THE GREEN PRINCE lässt an der psychischen Konstellation von Informant und Führungsoffizier, an deren Zweifeln und Zuversicht und letztlich auch an deren persönlichen Moralkodizes teilhaben. Kamera, Licht und Schnitt folgen dabei dem Vorbild von Agentenfilmen und vermitteln so einen genauso fesselnden, wie präzisen Eindruck der Standpunkte beider Seiten. Lediglich die wahrlich ununterbrochene Soundkulisse wurde von der Jury als übertrieben moniert. Hier hätte ein wenig Zurückhaltung mehr getan.

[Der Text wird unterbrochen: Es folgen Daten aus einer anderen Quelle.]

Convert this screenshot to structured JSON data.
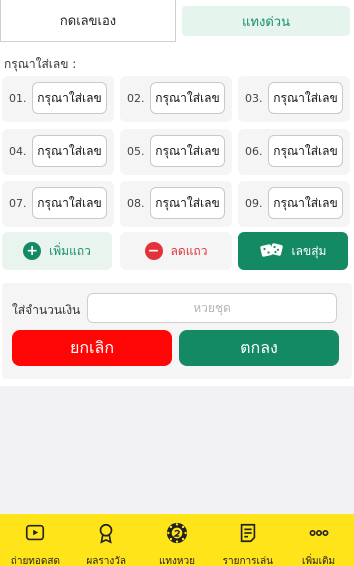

In THE GREEN PRINCE erkennt die Jury eine Arbeit, die, pars pro toto, zur Erklärung des Palästinakonflikts beiträgt, die aber auch zeigt, dass in einem so lange währenden Konflikt niemals letztgültige Wahrheiten zu erwarten sind.Soviel Erkenntnis fesselnd zu inszenieren ist das Prädikat besonders wertvoll durchaus Wert.